VAGPO: Vision-augmented Asymmetric Group Preference Optimization for Graph Routing Problems
Shiyan Liu, Bohan Tan, Zhiguang Cao, Yan Jin
TL;DR
This work targets efficient graph routing for $TSP$ and $CVRP$ by introducing VAGPO, a vision-augmented Transformer framework that fuses image-based spatial representations with sequential decision modeling. A CNN-based vision encoder (ResNet-18) processes image-like problem instances, while a cross-modal Transformer encoder integrates visual features with sequential cues, feeding an autoregressive decoder to construct tours or routes. Training is enhanced by Asymmetric Group Preference Optimization (AGPO), which leverages grouped trajectory preferences and asymmetric weighting to improve stability and sample efficiency relative to policy-gradient baselines.
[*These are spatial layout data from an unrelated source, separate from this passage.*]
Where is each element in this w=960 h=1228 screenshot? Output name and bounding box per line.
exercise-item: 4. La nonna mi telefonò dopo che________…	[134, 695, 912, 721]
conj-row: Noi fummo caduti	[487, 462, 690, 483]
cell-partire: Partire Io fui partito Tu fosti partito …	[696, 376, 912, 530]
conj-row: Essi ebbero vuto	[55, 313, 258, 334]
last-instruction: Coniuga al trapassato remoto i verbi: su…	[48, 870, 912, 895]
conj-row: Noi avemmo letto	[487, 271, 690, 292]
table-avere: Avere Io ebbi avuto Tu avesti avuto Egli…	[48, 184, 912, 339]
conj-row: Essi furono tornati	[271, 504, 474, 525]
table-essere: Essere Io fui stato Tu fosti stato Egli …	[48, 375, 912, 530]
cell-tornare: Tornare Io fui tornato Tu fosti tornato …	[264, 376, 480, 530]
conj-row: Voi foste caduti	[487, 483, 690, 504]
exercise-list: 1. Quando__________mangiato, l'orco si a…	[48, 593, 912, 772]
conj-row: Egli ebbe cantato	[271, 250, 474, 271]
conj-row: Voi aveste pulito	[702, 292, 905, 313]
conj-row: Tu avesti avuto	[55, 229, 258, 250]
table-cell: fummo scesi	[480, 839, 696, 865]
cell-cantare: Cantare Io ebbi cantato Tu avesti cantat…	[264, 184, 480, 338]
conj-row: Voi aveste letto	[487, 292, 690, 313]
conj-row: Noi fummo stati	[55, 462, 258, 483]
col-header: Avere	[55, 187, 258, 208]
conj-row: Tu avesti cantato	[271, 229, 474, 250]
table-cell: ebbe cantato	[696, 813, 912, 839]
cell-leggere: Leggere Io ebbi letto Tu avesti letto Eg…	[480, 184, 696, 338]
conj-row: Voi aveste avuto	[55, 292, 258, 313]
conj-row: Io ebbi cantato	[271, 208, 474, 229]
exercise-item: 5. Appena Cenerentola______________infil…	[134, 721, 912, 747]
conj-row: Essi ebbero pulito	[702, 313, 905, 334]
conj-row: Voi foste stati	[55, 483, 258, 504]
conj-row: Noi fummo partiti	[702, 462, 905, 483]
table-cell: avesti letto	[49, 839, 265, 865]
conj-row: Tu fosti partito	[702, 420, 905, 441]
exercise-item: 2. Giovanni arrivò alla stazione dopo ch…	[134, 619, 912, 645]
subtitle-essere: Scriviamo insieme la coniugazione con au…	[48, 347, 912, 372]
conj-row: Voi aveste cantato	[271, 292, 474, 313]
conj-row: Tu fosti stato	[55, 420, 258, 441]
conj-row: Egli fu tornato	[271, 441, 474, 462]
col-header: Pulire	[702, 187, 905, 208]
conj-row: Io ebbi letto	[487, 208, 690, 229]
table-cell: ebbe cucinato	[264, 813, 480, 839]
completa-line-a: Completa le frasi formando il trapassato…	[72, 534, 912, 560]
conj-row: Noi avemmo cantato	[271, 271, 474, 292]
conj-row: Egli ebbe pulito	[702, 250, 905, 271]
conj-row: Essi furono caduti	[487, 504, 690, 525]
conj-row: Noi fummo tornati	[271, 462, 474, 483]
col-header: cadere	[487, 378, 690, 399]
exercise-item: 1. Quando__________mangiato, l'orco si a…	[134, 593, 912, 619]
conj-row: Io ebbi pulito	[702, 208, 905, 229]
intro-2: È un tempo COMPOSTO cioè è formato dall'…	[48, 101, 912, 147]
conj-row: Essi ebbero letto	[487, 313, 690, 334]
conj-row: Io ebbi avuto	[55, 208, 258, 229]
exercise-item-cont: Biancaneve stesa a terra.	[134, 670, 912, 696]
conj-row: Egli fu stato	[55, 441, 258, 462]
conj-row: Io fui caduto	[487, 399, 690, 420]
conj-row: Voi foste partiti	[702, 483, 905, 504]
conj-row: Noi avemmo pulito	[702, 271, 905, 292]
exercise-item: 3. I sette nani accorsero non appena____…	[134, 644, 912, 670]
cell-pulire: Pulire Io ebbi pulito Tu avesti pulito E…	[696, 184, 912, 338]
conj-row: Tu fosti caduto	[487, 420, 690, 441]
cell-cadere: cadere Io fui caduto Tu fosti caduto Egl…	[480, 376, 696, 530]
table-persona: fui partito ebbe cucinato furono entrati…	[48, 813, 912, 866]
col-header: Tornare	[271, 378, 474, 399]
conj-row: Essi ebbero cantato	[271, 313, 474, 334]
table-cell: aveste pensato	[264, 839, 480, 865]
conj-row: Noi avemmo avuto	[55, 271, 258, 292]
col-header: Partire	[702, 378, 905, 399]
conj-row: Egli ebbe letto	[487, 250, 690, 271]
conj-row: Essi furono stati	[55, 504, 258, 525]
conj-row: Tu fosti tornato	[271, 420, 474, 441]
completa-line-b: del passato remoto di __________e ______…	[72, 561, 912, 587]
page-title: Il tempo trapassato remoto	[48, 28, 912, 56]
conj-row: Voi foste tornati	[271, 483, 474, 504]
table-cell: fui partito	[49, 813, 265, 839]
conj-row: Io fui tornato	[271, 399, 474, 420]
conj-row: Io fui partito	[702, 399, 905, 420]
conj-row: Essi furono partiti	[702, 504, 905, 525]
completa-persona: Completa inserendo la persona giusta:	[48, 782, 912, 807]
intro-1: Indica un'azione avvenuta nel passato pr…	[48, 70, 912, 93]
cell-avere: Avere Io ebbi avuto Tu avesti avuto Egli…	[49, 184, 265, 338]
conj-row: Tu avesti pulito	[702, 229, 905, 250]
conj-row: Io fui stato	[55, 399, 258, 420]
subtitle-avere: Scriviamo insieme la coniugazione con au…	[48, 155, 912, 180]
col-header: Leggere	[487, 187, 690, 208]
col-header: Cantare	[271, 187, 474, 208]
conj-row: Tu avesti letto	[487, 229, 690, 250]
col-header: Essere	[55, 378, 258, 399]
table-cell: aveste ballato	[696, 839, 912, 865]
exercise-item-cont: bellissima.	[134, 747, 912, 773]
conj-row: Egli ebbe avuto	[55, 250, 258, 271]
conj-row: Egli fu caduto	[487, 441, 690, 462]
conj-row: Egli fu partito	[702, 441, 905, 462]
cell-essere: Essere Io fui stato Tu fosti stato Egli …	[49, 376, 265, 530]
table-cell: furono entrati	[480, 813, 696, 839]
Results on generated and real-world datasets show VAGPO achieves competitive or superior solution quality with significantly fewer training epochs and robust generalization up to $N=1000$ nodes, indicating strong potential for scalable, data-driven graph routing in networks.
Abstract
Graph routing problems play a vital role in web-related networks, where finding optimal paths across graphs is essential for efficient data transmission and content delivery. Classic routing formulations such as the Traveling Salesman Problem (TSP) and the Capacitated Vehicle Routing Problem (CVRP) represent fundamental graph optimization challenges. Recent data-driven optimization methods have made significant progress, yet they often face limitations in training efficiency and generalization to large-scale instances. In this paper, we propose a novel Vision-augmented Asymmetric Group Preference Optimization (VAGPO) approach. By leveraging ResNet-based visual encoding and Transformer-based sequential modeling, VAGPO captures both spatial structure and temporal dependencies. Furthermore, we introduce an asymmetric group preference optimization strategy that significantly accelerates convergence compared to commonly used policy gradient methods. Experimental results on generated TSP and CVRP instances, as well as real-world datasets, demonstrate that the proposed VAGPO approach achieves highly competitive solution quality. Additionally, VAGPO exhibits strong generalization to larger instances (up to 1000 nodes) without re-training, highlighting its effectiveness in both learning efficiency and scalability.